There are no previously exempt fund earnings in relation to the lump sum.
Applying subsection 305-75(3) of the ITAA 1997 to the facts provided, the amounts to be used in calculating the applicable fund earnings for the Overseas Fund are as follows:
305-75(3)(a)(i) The amount, converted to Australian dollars, vested in you before you became a resident of Australia
305-75(3)(a)(ii) Nil
305-75(3)(a)(iii) Nil
305-75(3)(b) The amount of the lump sum payment you will receive, converted to Australian dollars
305-75(3)(c) 1
305-75(3)(d) Nil
Calculation of the assessable amount of the payment from the Fund
In accordance with subsection 305-75(3) of the ITAA 1997 the amounts determined at sub-paragraphs 305-75(3)(a)(i), (ii) and (iii) are added.

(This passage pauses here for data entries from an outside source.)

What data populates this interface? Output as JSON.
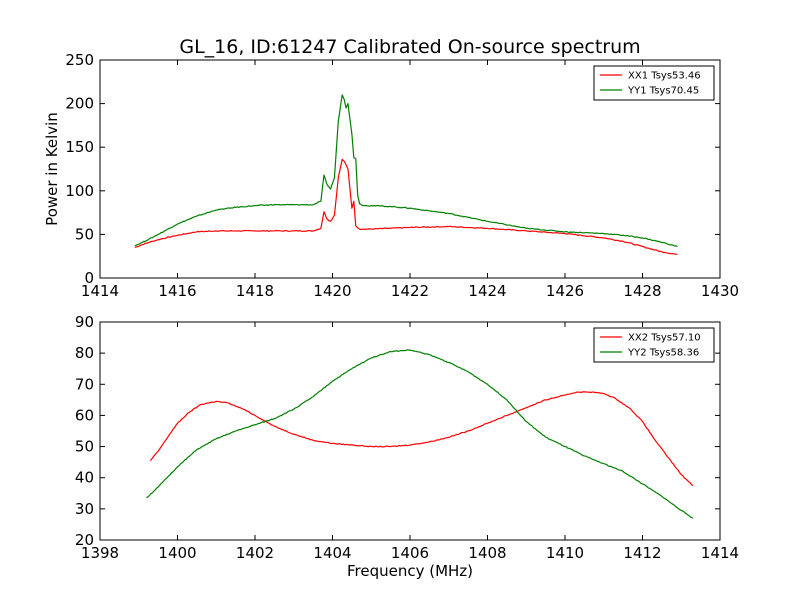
{
  "figure": {
    "title": "GL_16, ID:61247 Calibrated On-source spectrum"
  },
  "chart_data": [
    {
      "type": "line",
      "ylabel": "Power in Kelvin",
      "xlabel": "",
      "xlim": [
        1414,
        1430
      ],
      "ylim": [
        0,
        250
      ],
      "xticks": [
        1414,
        1416,
        1418,
        1420,
        1422,
        1424,
        1426,
        1428,
        1430
      ],
      "yticks": [
        0,
        50,
        100,
        150,
        200,
        250
      ],
      "grid": false,
      "legend_position": "top-right",
      "series": [
        {
          "name": "XX1 Tsys53.46",
          "color": "#ff0000",
          "x": [
            1414.9,
            1415.2,
            1415.5,
            1416.0,
            1416.5,
            1417.0,
            1417.5,
            1418.0,
            1418.5,
            1419.0,
            1419.5,
            1419.7,
            1419.78,
            1419.85,
            1419.95,
            1420.05,
            1420.15,
            1420.25,
            1420.3,
            1420.4,
            1420.5,
            1420.55,
            1420.6,
            1420.7,
            1420.9,
            1421.5,
            1422.0,
            1423.0,
            1424.0,
            1425.0,
            1426.0,
            1427.0,
            1427.5,
            1428.0,
            1428.5,
            1428.9
          ],
          "y": [
            35,
            40,
            44,
            49,
            53,
            54,
            54,
            54,
            54,
            54,
            54,
            57,
            76,
            68,
            65,
            72,
            115,
            136,
            134,
            125,
            80,
            88,
            60,
            56,
            56,
            57,
            58,
            59,
            57,
            54,
            51,
            46,
            42,
            36,
            30,
            27
          ]
        },
        {
          "name": "YY1 Tsys70.45",
          "color": "#008000",
          "x": [
            1414.9,
            1415.2,
            1415.5,
            1416.0,
            1416.5,
            1417.0,
            1417.5,
            1418.0,
            1418.5,
            1419.0,
            1419.5,
            1419.7,
            1419.78,
            1419.85,
            1419.95,
            1420.05,
            1420.15,
            1420.25,
            1420.3,
            1420.35,
            1420.4,
            1420.5,
            1420.55,
            1420.6,
            1420.65,
            1420.7,
            1420.8,
            1421.0,
            1421.5,
            1422.0,
            1423.0,
            1424.0,
            1425.0,
            1426.0,
            1427.0,
            1427.5,
            1428.0,
            1428.5,
            1428.9
          ],
          "y": [
            37,
            43,
            50,
            62,
            71,
            78,
            81,
            83,
            84,
            84,
            84,
            88,
            118,
            108,
            102,
            115,
            180,
            210,
            205,
            195,
            200,
            165,
            138,
            137,
            95,
            85,
            83,
            83,
            82,
            80,
            74,
            65,
            57,
            53,
            51,
            49,
            46,
            41,
            36
          ]
        }
      ]
    },
    {
      "type": "line",
      "xlabel": "Frequency (MHz)",
      "ylabel": "",
      "xlim": [
        1398,
        1414
      ],
      "ylim": [
        20,
        90
      ],
      "xticks": [
        1398,
        1400,
        1402,
        1404,
        1406,
        1408,
        1410,
        1412,
        1414
      ],
      "yticks": [
        20,
        30,
        40,
        50,
        60,
        70,
        80,
        90
      ],
      "grid": false,
      "legend_position": "top-right",
      "series": [
        {
          "name": "XX2 Tsys57.10",
          "color": "#ff0000",
          "x": [
            1399.3,
            1399.5,
            1399.8,
            1400.0,
            1400.3,
            1400.6,
            1401.0,
            1401.3,
            1401.7,
            1402.0,
            1402.5,
            1403.0,
            1403.5,
            1404.0,
            1404.5,
            1405.0,
            1405.5,
            1406.0,
            1406.5,
            1407.0,
            1407.5,
            1408.0,
            1408.5,
            1409.0,
            1409.5,
            1410.0,
            1410.3,
            1410.7,
            1411.0,
            1411.3,
            1411.7,
            1412.0,
            1412.3,
            1412.6,
            1413.0,
            1413.3
          ],
          "y": [
            45.5,
            48.5,
            54,
            57.5,
            61,
            63.5,
            64.5,
            64,
            62,
            60,
            56.5,
            54,
            52,
            51,
            50.5,
            50,
            50,
            50.5,
            51.5,
            53,
            55,
            57.5,
            60,
            62.5,
            65,
            66.5,
            67.5,
            67.5,
            67,
            65.5,
            62,
            58,
            52.5,
            47.5,
            41,
            37.5
          ]
        },
        {
          "name": "YY2 Tsys58.36",
          "color": "#008000",
          "x": [
            1399.2,
            1399.5,
            1400.0,
            1400.5,
            1401.0,
            1401.5,
            1402.0,
            1402.5,
            1403.0,
            1403.5,
            1404.0,
            1404.5,
            1405.0,
            1405.5,
            1406.0,
            1406.5,
            1407.0,
            1407.5,
            1408.0,
            1408.5,
            1409.0,
            1409.5,
            1410.0,
            1410.5,
            1411.0,
            1411.5,
            1412.0,
            1412.5,
            1413.0,
            1413.3
          ],
          "y": [
            33.5,
            37,
            43.5,
            49,
            52.5,
            55,
            57,
            59,
            62,
            66,
            71,
            75,
            78.5,
            80.5,
            81,
            79.5,
            77,
            74,
            70,
            65,
            58,
            53,
            50,
            47,
            44.5,
            42,
            38,
            34,
            29.5,
            27
          ]
        }
      ]
    }
  ]
}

This total is then subtracted from the amount determined under paragraph 305-75(3)(b).
This figure is multiplied by the proportion of the total days determined under paragraph 305-75(3)(c).
To this figure we add the amounts determined under paragraph 305-75(3)(d).
As the result is less than zero, no amount of the lump sum payment from the Pension Fund will be included as assessable 'applicable fund earnings' in your tax return for the 2013-14 income year.
In your case it is noted that you intend to make an election for the transfer of all of the LSP from the Overseas Fund to be made to your complying Australian superannuation fund (the Fund).
As the above indicates there are no applicable fund earnings in relation to the LSP, it should be noted that:
(a) no amount of the LSP transferred from the Overseas Fund will be treated as assessable income of your complying Australian fund; and
(b) the LSP will be treated as non-concessional contributions which will count towards your non-concessional contributions cap for the 2013-14 income year.